Durch eine 1:2-Niederlage beim VfL Wolfsburg hat Borussia Mönchengladbach am Sonntag die Tabellenführung in der Bundesliga verloren. Mit einem sehenswerten Siegtreffer sorgte Maxi Arnold in der Schlussminute für ein dramatisches Ende einer durchgehend spektakulären Partie. Für Gladbach war es die zweite Last-Minute-Pleite in drei Tagen. Schon am Donnerstag war man gegen Basaksehir Istsanbul durch ein spätes Tor aus der Europa League ausgeschieden. Gladbach liegt nun auf dem zweiten Tabellenplatz - während Wolfsburg Richtung oberes Tabellendrittel kletterte. Die Ouvertüre der Partie geriet bereits so furios wie die gesamte chancenreiche Partie am Mittellandkanal: Wolfsburgs Angreifer João Víctor sorgte in der fünften Minute für einen Pfostentreffer aus 17 Metern, den sie noch in seiner brasilianischen Heimat gehört haben dürften. Der Knall entfaltete Wirkung. Denn er bestärkte den VfL in seiner Idee, ohne Blick in den Rückspiegel aufs Tempo zu drücken.

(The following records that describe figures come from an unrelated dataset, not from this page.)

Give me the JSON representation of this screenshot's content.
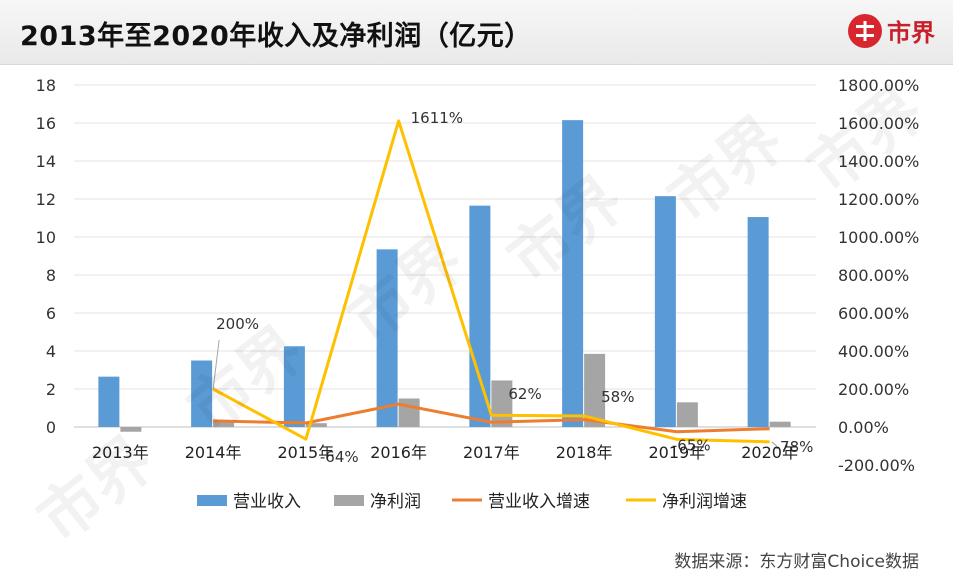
{
  "header": {
    "title": "2013年至2020年收入及净利润（亿元）",
    "logo_text": "市界",
    "logo_color": "#d8262f"
  },
  "footer": {
    "source": "数据来源：东方财富Choice数据"
  },
  "watermark_text": "市界",
  "chart_data": {
    "type": "bar",
    "title": "2013年至2020年收入及净利润（亿元）",
    "categories": [
      "2013年",
      "2014年",
      "2015年",
      "2016年",
      "2017年",
      "2018年",
      "2019年",
      "2020年"
    ],
    "y_left": {
      "ylim": [
        -2,
        18
      ],
      "ticks": [
        0,
        2,
        4,
        6,
        8,
        10,
        12,
        14,
        16,
        18
      ]
    },
    "y_right": {
      "ylim": [
        -200,
        1800
      ],
      "ticks": [
        -200,
        0,
        200,
        400,
        600,
        800,
        1000,
        1200,
        1400,
        1600,
        1800
      ],
      "tick_labels": [
        "-200.00%",
        "0.00%",
        "200.00%",
        "400.00%",
        "600.00%",
        "800.00%",
        "1000.00%",
        "1200.00%",
        "1400.00%",
        "1600.00%",
        "1800.00%"
      ]
    },
    "series": [
      {
        "name": "营业收入",
        "type": "bar",
        "axis": "left",
        "color": "#5b9bd5",
        "values": [
          2.65,
          3.5,
          4.25,
          9.35,
          11.65,
          16.15,
          12.15,
          11.05
        ]
      },
      {
        "name": "净利润",
        "type": "bar",
        "axis": "left",
        "color": "#a5a5a5",
        "values": [
          -0.25,
          0.3,
          0.2,
          1.5,
          2.45,
          3.85,
          1.3,
          0.28
        ]
      },
      {
        "name": "营业收入增速",
        "type": "line",
        "axis": "right",
        "color": "#ed7d31",
        "values": [
          null,
          32,
          21,
          120,
          25,
          39,
          -25,
          -9
        ]
      },
      {
        "name": "净利润增速",
        "type": "line",
        "axis": "right",
        "color": "#ffc000",
        "values": [
          null,
          200,
          -64,
          1611,
          62,
          58,
          -65,
          -78
        ]
      }
    ],
    "data_labels": [
      "200%",
      "-64%",
      "1611%",
      "62%",
      "58%",
      "-65%",
      "-78%"
    ],
    "legend": "bottom",
    "grid": "horizontal"
  }
}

Zudem bestätigte sich eine weit verbreitete Vermutung: Wolfsburg ist eine andere Mannschaft, wenn Xaver Schlager mitspielt. Der 22-jährige strohblonde Österreicher gehört zu der Sorte Spieler, die jeden Mitspieler in seinem Umfeld besser machen - sogar einen Verteidiger wie Robin Knoche, der phasenweise und für seine Verhältnisse so wirkte wie ein Nachfahre von Katsche Schwarzenbeck.
Rührende Züge hatte aber etwas Anderes: dass Schlager den 1:0-Führungstreffer erzielte - bei seinem ersten Startelfeinsatz in der Bundesliga seit Ende August, damals hatte er sich den Knöchel gebrochen. "Wahnsinn, dass er im Kalenderjahr 2019 überhaupt ein Spiel machen kann", sagte VfL-Trainer Oliver Glasner. Es war zudem ein sehr ansehnliches Tor, Schlager traf per Direktabnahme unter die Querlatte (13.). Es trug allein den Makel, dass der Videoschiedsrichter wegen Abseits hätte eingreifen müssen. "Kein Kommentar", sagte Gladbachs Trainer Marco Rose, dessen Mannschaft kaum 60 Sekunden brauchte, um durch Breel Embolo auszugleichen.
Der Rhythmus der Partie blieb auch danach fiebrig; es wurde allenfalls langsamer, wenn Schlager nach Luft schnappte. Die besseren Chancen hatten zunächst die Wolfsburger. Unter der Leitung von Schiedsrichter Felix Brych, der oft die lange Leine mit Permissivität verwechselte, scheiterten VfL-Kapitän Josuha Guilavogui und Knoche mit Kopfball nach Schlager-Flanke an Torwart Sommer.
Auch nach der Pause blieben Wimpernschläge weitgehend untersagt. Erst vereitelte VfL-Keeper Casteels mit einer Großtat einen Treffer von Marcus Thuram (53.), dann rettete der belgische Torwart des VfL bei einem Distanzschuss von Plea. Das wiederum ließ der VfL nicht auf sich sitzen: João Víctor setzte den Ball knapp neben das Tor (59.); Mbabu prüfte nach einem Freistoß von Maxi Arnold erneut die Reflexe von Sommer. Der erschöpfte Schlager ging unter dem Beifall der Zuschauer (77.), die Partie schien ihren Sinn zu verlieren. Und niemand schien mehr auf der Rechnung zu haben, dass der Borussia die eigene Medizin verabreicht werden könnte; sie hatte ja in der Saison so einige Last-Minute-Siege. Doch dann traf Arnold per Volleyschuss zum Sieg.